3. Evaluation & Judgment (src/boring/judge/)

Boring includes a built-in LLM-as-a-Judge system for self-evaluation and quality control:

sequenceDiagram
    participant Agent as Agent
    participant Judge as Judge Engine
    participant Rubric as Dynamic Rubric Generator
    participant LLM as Evaluator Model

    Agent->>Judge: Request Evaluation (Code/Plan)
    Judge->>Rubric: Generate/Load Scoring Rubric
    Judge->>LLM: Perform Direct Scoring / Pairwise Comparison
    loop Bias Mitigation
        LLM->>LLM: Self-Reflection (Score Calibration)
    end
    LLM-->>Judge: Evaluation Result + Improvement Suggestions
    Judge-->>Agent: Structured Report (JSON)

4. Verification Engine (src/boring/verification/)

Unlike typical agents that just generate code, Boring verifies it.

  • Parallel Execution: Uses ThreadPoolExecutor to run linters/tests concurrently.
  • Caching: Hashes file content to skip re-verification of unchanged files (.boring/cache).
  • Layers:
  • Static: Syntax check, linting (ruff, eslint).
  • Dynamic: Unit tests (pytest).
  • Security: Vulnerability scans (bandit).

5. Circuit Breaker (src/boring/util/circuit_breaker.py)

Prevents the "Infinite Loop of Doom" where an agent repeatedly tries and fails.

  • CLOSED: Normal operation.
  • OPEN: Too many consecutive failures. Stops execution to save tokens/time.
  • HALF_OPEN: Allows one attempt to see if the issue is resolved.

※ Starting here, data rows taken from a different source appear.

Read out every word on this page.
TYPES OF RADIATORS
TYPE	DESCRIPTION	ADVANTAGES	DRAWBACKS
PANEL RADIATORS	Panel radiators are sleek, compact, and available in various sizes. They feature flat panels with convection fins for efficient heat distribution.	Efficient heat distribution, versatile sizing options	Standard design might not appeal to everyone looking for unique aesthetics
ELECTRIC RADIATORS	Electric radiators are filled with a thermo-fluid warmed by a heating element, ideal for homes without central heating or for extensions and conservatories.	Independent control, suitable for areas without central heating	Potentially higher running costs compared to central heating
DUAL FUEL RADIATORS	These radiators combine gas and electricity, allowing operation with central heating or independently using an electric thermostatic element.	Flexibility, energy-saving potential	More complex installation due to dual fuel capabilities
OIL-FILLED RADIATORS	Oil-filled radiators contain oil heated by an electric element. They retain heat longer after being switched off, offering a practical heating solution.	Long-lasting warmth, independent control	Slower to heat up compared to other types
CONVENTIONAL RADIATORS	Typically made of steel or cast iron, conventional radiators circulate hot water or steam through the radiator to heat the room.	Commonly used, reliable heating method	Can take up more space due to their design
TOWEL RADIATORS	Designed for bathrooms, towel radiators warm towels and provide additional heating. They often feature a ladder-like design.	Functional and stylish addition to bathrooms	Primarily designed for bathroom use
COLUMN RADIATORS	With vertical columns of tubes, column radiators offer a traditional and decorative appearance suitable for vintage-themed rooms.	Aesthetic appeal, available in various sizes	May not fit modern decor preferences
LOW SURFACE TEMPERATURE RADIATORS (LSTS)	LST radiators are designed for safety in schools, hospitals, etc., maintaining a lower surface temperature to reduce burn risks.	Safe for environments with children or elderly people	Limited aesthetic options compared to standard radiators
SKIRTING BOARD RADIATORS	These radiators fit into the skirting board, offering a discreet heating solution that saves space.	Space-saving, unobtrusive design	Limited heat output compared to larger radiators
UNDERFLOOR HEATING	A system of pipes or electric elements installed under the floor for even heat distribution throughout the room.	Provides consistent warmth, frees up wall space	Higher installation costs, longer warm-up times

🔒 Security Architecture (Shadow Mode)

Boring operates in a "Shadow Mode" sandbox for high-risk operations.

Request (Delete File)
[Shadow Interceptor]
  Is Safe? (Config) ──▶ YES ──▶ [FileSystem]
      NO
  [User Approval UI] ──▶ YES ──▶ [FileSystem]
      NO ──▶ [Block & Report]

This logic exists in src/boring/security/shadow_mode.py.


🔌 MCP Integration

Boring exposes its internals via the Model Context Protocol (MCP).

  • Tools: exposed as boring_tool_name.
  • Resources: boring://logs, boring://config.
  • Prompts: /vibe_start, /quick_fix.

This allows Boring to run inside other AI clients like Claude Desktop or Cursor.